Gabriel brought massive flooding to the North Island in mid-February, damaging roads and bridges.
At least 11 people have died so far and thousands are still missing.
Chancellor of the Exchequer Grant Robertson said: “It will be the biggest weather event of the century and will carry a billion-dollar price tag.
Robertson told TVNZ over the weekend that the government would first address the most urgent needs of survivors: food, housing, electricity and communications.
“We have a long way to go in rebuilding from this disaster, but we have the resources and the will to do it,” Robertson said.
Farmers have lost entire crops and herds to the floods and authorities are still deciding how much of it will be covered by insurance, said the minister in charge of rebuilding efforts.
On Monday, Prime Minister Chris Hipkins pledged an additional NZ$250m (£129.6m) to repair damaged roads and NZ$50m (£25.9m) to provide immediate relief to businesses. announced a support package for
Robertson added that current approaches to adapting to climate change were “not robust enough” and that the extent of the damage Gabriel suffered was New Zealand’s failure to build climate-resilient infrastructure. criticized.

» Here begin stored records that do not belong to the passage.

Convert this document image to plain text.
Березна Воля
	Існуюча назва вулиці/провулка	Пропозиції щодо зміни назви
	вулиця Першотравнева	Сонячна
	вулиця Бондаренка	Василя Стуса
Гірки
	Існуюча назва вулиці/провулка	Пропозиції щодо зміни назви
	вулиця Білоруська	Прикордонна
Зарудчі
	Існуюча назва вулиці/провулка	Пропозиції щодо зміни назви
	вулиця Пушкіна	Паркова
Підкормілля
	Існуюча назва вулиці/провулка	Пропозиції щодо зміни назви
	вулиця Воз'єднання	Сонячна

Tens of billions of dollars in additional infrastructure spending over the next five years will not close the gap, he added. “The deficit is very large and we will not be able to make up for it in the long run,” he said.
Hipkins also said Gabriel’s national emergency will be extended by seven days.

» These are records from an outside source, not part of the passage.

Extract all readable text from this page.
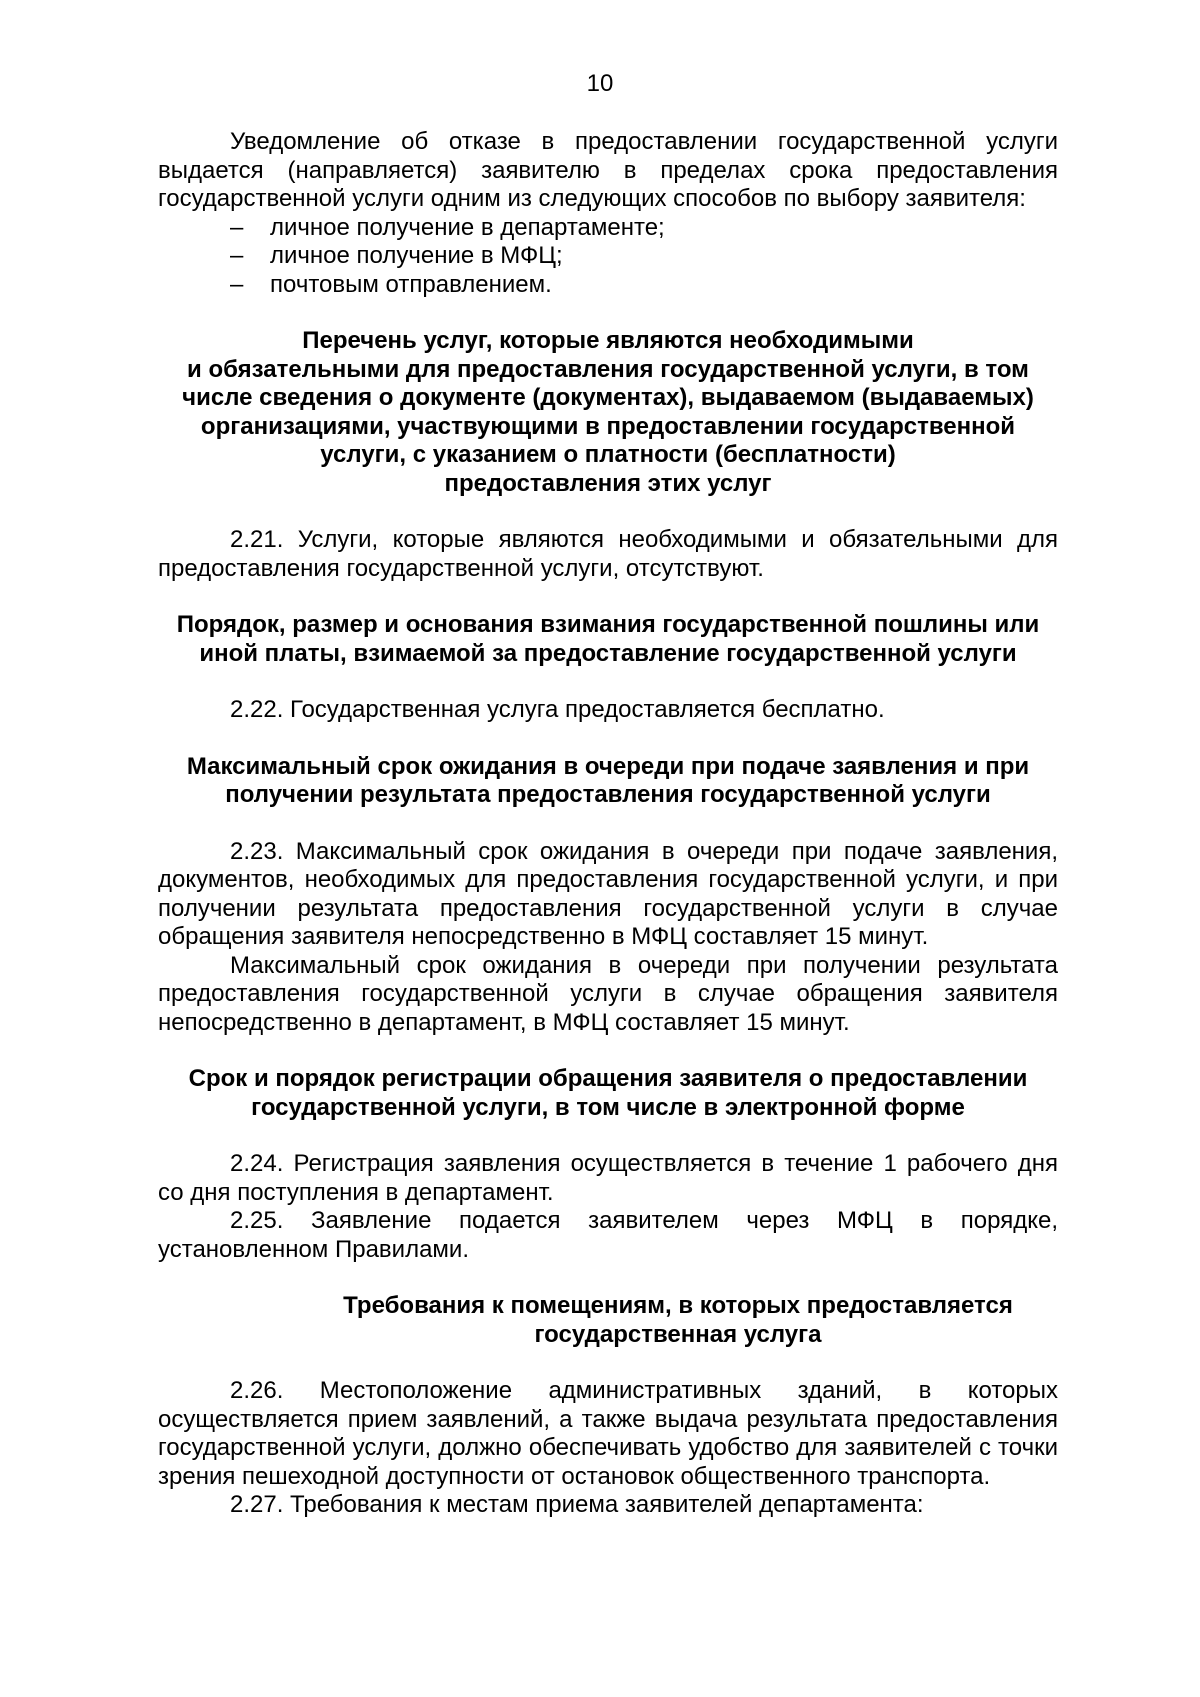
10

Уведомление об отказе в предоставлении государственной услуги выдается (направляется) заявителю в пределах срока предоставления государственной услуги одним из следующих способов по выбору заявителя:

– личное получение в департаменте;

– личное получение в МФЦ;

– почтовым отправлением.

Перечень услуг, которые являются необходимыми
и обязательными для предоставления государственной услуги, в том
числе сведения о документе (документах), выдаваемом (выдаваемых)
организациями, участвующими в предоставлении государственной
услуги, с указанием о платности (бесплатности)
предоставления этих услуг

2.21. Услуги, которые являются необходимыми и обязательными для предоставления государственной услуги, отсутствуют.

Порядок, размер и основания взимания государственной пошлины или
иной платы, взимаемой за предоставление государственной услуги

2.22. Государственная услуга предоставляется бесплатно.

Максимальный срок ожидания в очереди при подаче заявления и при
получении результата предоставления государственной услуги

2.23. Максимальный срок ожидания в очереди при подаче заявления, документов, необходимых для предоставления государственной услуги, и при получении результата предоставления государственной услуги в случае обращения заявителя непосредственно в МФЦ составляет 15 минут.

Максимальный срок ожидания в очереди при получении результата предоставления государственной услуги в случае обращения заявителя непосредственно в департамент, в МФЦ составляет 15 минут.

Срок и порядок регистрации обращения заявителя о предоставлении
государственной услуги, в том числе в электронной форме

2.24. Регистрация заявления осуществляется в течение 1 рабочего дня со дня поступления в департамент.

2.25. Заявление подается заявителем через МФЦ в порядке, установленном Правилами.

Требования к помещениям, в которых предоставляется
государственная услуга

2.26. Местоположение административных зданий, в которых осуществляется прием заявлений, а также выдача результата предоставления государственной услуги, должно обеспечивать удобство для заявителей с точки зрения пешеходной доступности от остановок общественного транспорта.

2.27. Требования к местам приема заявителей департамента:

This is the third time in history that New Zealand has declared a national emergency to expedite rescue and relief efforts, the last time being shortly after the Christchurch earthquake.
Hipkins said more than 6,500 people were lost after the cyclone, but added that officials knew about 4,200 of them were safe.
The prime minister said about 15,000 people were still without power in the North Island. About 70% of them are in Napier and the surrounding area.
Many of the roads damaged by Gabriel are still closed. Tank trucks have been unable to collect milk, some logging has been suspended and slaughter has been curtailed, Reuters reported.
The cyclone also disrupted harvests on apple and pear farms, which produce NZ$1 billion a year. Many of these areas are not yet accessible.
Damage to farms could push up food prices and put pressure on inflation, which has already reached 7.2%, the highest in nearly three decades.